The second of Susan Pleat’s two scripts set in and around the geriatric ward, Concert, like Day Hospital before it, is an OB VT production shot on location. As previously touched upon, this helps to make the story seem just that bit more real. Sylvia Coleridge and Irene Handl return (the ranks of familiar senior actors is supplemented with the appearance of Leslie Dwyer) but it’s some of the background elderly players who, along with the location, are key to the documentary-like feel of the production.
They clearly are infirm and so don’t have to act the part. We see Shirley attend to them via a series of brief vignettes – fulsomely praising one lady after she walks a handful of steps to the table, gently cajoling another into taking a bite of food – and these moments spark mixed emotions. Shirley’s ever-growing connection to all her regulars is plain which makes her quick to react with anger when quizzed about the futility of looking after people who are clearly never going to get better.
This theme is developed when Jo, curious about the regular musical concerts organised in the hospital, decides to drop by and lend a hand. Jo’s reluctance to get involved with the geriatric side of nursing has been mentioned in previous episodes and is put into words today by another character. “Feed ’em and clean ’em and that’s your lot. They’ll addle your brains and break your back”.
That seems to be a commonly held view and it’s the reason why many nurses elect to give geriatrics a miss. Concert, aiming to challenge this opinion, is helped by the fact that both Annie (Handl) and Patrick (Dwyer) are still mentally sharp, even if physically they’re beginning to fail. Their quick wits ensures that the viewer isn’t always dwelling on the frailer and more hopeless-looking cases.
But a feeling of melancholy is never far from the surface. At the same time that most of the old folks are having a jolly singalong at the concert (My Old Man being amongst the highlights) Ailsa, back in the ward, is being told by her son that they simply couldn’t cope with her at home. She, naturally enough, descends into bitter tears whilst elsewhere Jim Murphy (Colin Higgins) lectures Jo about the growing population of old people and the issues with caring for them.
The series didn’t often take the opportunity to revisit one-off characters. They do today though, with Gordon Massey (Colin Higgins) making a return (he’d previously featured in the series one episode Saturday Night). He doesn’t have a great deal to do in this episode (and there’s no particular link back to his previous appearance) but it’s still a nice touch. Like Shirley, he’s passionate about his work on the geriatric ward – for him it’s because he knows what it’s like to be abandoned and therefore is adamant that it’s not going to happen to any of his charges.

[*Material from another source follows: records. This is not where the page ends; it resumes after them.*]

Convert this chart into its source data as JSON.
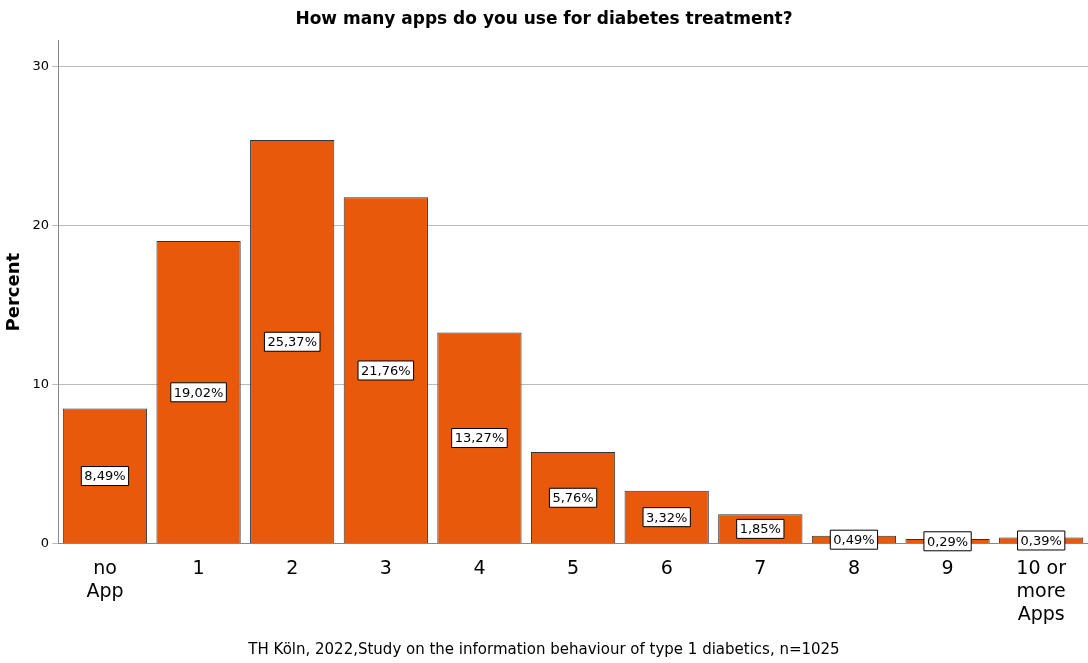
{
  "chart_data": {
    "type": "bar",
    "title": "How many apps do you use for diabetes treatment?",
    "ylabel": "Percent",
    "categories": [
      "no App",
      "1",
      "2",
      "3",
      "4",
      "5",
      "6",
      "7",
      "8",
      "9",
      "10 or more Apps"
    ],
    "values": [
      8.49,
      19.02,
      25.37,
      21.76,
      13.27,
      5.76,
      3.32,
      1.85,
      0.49,
      0.29,
      0.39
    ],
    "value_labels": [
      "8,49%",
      "19,02%",
      "25,37%",
      "21,76%",
      "13,27%",
      "5,76%",
      "3,32%",
      "1,85%",
      "0,49%",
      "0,29%",
      "0,39%"
    ],
    "color": "#e8590c",
    "ylim": [
      0,
      31.6
    ],
    "yticks": [
      0,
      10,
      20,
      30
    ],
    "grid": "y",
    "legend": false,
    "annotations": [
      "TH Köln, 2022,Study on the information behaviour of type 1 diabetics, n=1025"
    ]
  }
}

No doubt Shirley would have loved to have been at the concert as well, but instead she’s sharing an evening from hell with the drippy Roland (Norman Tipton). Quite what their previous relationship has been isn’t too clear, but Roland – shortly to depart for a lengthy trip abroad – is keen to demonstrate to Shirley just how much he cares for her. However it’s pretty obvious that the sooner he packs his bags and leaves, the better off she’ll be. Shirley may usually be bereft of male company, but you have to draw the line somewhere ….

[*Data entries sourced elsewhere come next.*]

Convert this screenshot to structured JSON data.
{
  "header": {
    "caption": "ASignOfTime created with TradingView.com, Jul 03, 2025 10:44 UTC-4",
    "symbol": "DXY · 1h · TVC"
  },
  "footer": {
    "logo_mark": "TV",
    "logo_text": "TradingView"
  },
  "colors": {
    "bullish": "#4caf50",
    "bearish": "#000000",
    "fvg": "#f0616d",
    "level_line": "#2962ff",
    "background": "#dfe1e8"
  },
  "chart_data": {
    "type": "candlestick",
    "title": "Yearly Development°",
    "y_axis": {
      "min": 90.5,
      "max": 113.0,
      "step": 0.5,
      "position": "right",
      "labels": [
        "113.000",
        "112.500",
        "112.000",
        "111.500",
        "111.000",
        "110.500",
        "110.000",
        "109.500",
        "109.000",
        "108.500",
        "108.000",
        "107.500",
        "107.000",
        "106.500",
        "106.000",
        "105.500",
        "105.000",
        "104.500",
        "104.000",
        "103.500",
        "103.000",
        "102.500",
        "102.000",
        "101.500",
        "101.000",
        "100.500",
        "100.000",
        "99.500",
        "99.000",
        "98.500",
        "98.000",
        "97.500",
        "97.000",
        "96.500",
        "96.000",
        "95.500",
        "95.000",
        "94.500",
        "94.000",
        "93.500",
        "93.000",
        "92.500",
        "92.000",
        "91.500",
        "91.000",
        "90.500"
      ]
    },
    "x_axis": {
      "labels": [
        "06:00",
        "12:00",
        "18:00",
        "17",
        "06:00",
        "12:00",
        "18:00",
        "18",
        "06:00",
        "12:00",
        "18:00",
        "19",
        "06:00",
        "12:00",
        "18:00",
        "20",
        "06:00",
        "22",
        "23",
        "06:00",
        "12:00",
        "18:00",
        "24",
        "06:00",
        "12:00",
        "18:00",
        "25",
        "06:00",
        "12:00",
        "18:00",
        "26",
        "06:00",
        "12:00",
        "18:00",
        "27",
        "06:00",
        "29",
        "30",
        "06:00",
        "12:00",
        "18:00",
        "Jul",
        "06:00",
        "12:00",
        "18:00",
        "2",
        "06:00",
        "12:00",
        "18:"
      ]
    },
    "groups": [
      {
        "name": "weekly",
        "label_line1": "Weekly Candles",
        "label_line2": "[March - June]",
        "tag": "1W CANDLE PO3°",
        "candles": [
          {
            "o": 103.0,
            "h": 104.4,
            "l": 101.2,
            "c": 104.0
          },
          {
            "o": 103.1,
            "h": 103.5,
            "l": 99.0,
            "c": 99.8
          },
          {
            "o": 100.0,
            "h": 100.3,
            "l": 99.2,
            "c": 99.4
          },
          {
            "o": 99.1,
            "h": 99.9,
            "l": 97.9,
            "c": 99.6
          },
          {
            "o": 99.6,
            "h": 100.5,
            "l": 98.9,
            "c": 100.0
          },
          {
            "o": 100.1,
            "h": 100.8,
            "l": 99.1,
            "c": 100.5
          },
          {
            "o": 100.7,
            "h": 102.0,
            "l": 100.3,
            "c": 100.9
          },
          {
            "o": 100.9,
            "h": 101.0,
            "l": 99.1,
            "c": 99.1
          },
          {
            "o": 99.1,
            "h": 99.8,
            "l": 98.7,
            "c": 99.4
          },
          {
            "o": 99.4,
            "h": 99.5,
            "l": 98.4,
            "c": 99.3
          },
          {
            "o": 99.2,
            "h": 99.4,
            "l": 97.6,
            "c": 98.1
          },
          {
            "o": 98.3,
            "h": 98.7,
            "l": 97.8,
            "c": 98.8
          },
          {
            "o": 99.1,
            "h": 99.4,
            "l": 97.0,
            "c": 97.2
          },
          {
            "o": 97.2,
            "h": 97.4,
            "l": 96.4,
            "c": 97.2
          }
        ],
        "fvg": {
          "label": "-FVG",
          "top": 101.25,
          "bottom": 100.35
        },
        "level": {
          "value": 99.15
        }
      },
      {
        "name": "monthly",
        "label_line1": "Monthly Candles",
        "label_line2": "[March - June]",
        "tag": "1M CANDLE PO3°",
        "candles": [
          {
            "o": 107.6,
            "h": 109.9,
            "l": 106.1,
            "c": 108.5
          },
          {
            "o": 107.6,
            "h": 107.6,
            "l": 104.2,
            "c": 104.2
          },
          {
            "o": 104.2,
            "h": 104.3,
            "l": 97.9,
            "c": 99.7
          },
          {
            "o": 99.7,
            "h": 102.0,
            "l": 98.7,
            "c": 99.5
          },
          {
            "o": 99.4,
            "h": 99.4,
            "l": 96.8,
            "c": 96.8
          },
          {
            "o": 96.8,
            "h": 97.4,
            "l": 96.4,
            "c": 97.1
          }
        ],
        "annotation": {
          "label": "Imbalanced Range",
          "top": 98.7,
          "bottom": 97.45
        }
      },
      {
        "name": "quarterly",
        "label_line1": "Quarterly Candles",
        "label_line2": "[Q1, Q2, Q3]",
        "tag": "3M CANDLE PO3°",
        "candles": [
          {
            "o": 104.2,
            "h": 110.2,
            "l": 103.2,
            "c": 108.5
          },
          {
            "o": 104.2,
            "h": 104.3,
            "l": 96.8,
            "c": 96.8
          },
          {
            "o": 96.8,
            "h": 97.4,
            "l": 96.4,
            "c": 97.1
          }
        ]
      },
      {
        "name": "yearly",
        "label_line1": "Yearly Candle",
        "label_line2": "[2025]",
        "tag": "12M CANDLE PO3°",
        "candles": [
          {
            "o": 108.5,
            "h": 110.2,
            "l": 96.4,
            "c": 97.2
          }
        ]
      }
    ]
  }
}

It’s bad enough when he’s attempting to force wine on her at the restaurant, but things get even more toe-curling when he decides that playing a deep and meaningful record on her Dansette is the way to go. Not a good move. He may feel unfulfilled due to a lack of personal contact, but Shirley doesn’t. She has her work, and that is her life.

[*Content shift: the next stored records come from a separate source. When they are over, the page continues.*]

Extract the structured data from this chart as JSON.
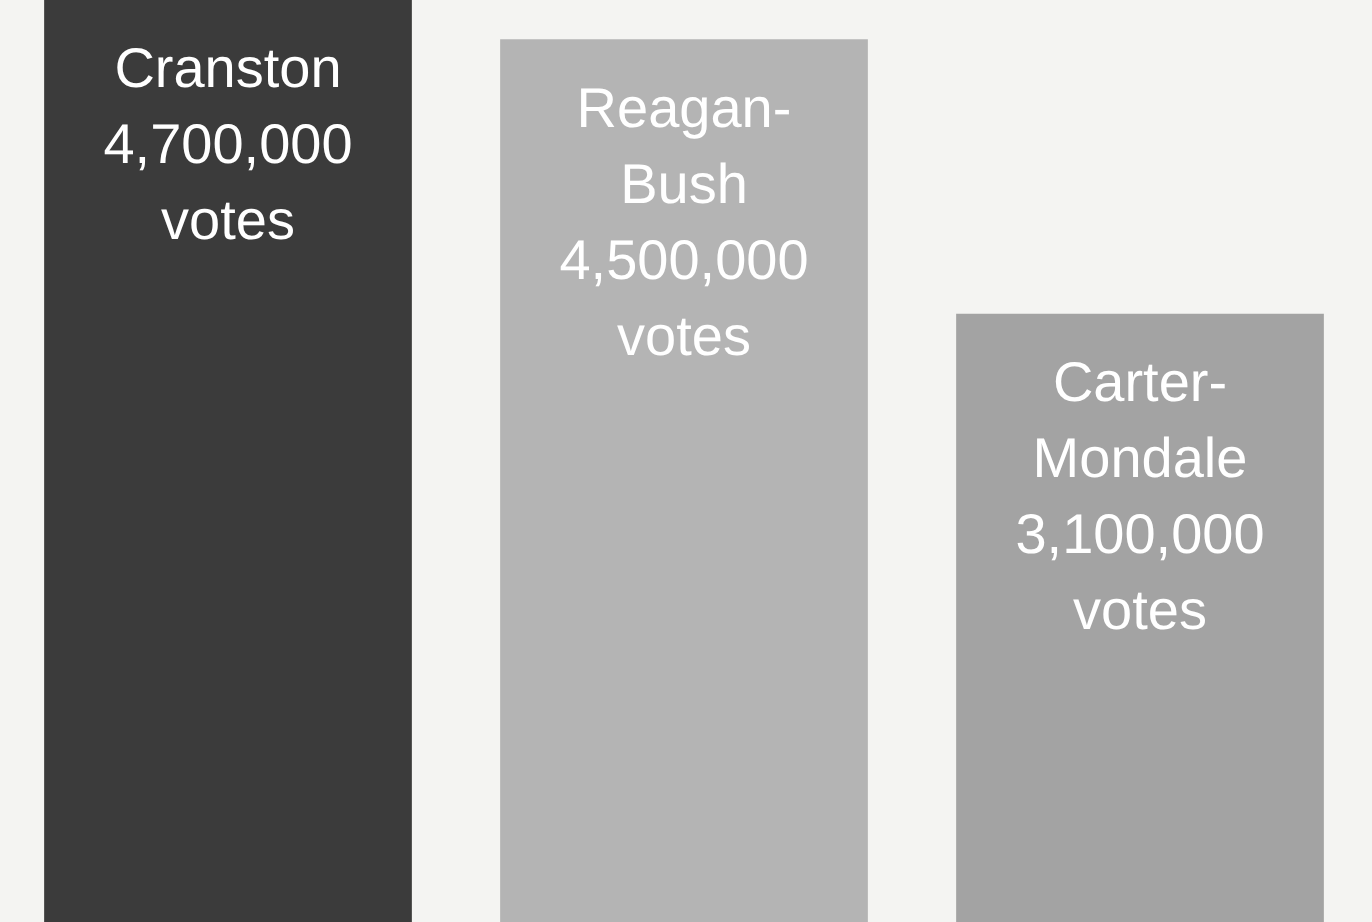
{
  "chart_data": {
    "type": "bar",
    "categories": [
      "Cranston",
      "Reagan-Bush",
      "Carter-Mondale"
    ],
    "values": [
      4700000,
      4500000,
      3100000
    ],
    "colors": [
      "#3b3b3b",
      "#b4b4b4",
      "#a3a3a3"
    ],
    "value_labels": [
      "4,700,000 votes",
      "4,500,000 votes",
      "3,100,000 votes"
    ]
  }
}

When they can’t talk very much, or even talk at all, they can’t hear you, well then you really have to look at them. Because people’s eyes are really where they are. And if I have to talk to them in that way, then I can. But, say with you or my mother then I can’t do that at all. Or with a lot of people. But there I just get on with things. It’s me and it’s right somehow.
This is a nicely delivered monologue by Clare Clifford, which sees Derek Martinus flicking back between close-ups of her and Norman Tipton (an ironic touch, given Shirley’s comment about people’s eyes).
Concert may have a lecturing tone, but it isn’t done in a heavy-handed way. Jo, like the audience, is pitched into a strange new world and by the end she seems to have learnt something, although there’s still a sense that she’s reluctant to get too involved, unlike Shirley. The episode doesn’t offer any pat solutions (given how complex the issues are, how could it?) but plenty of food for thought is generated.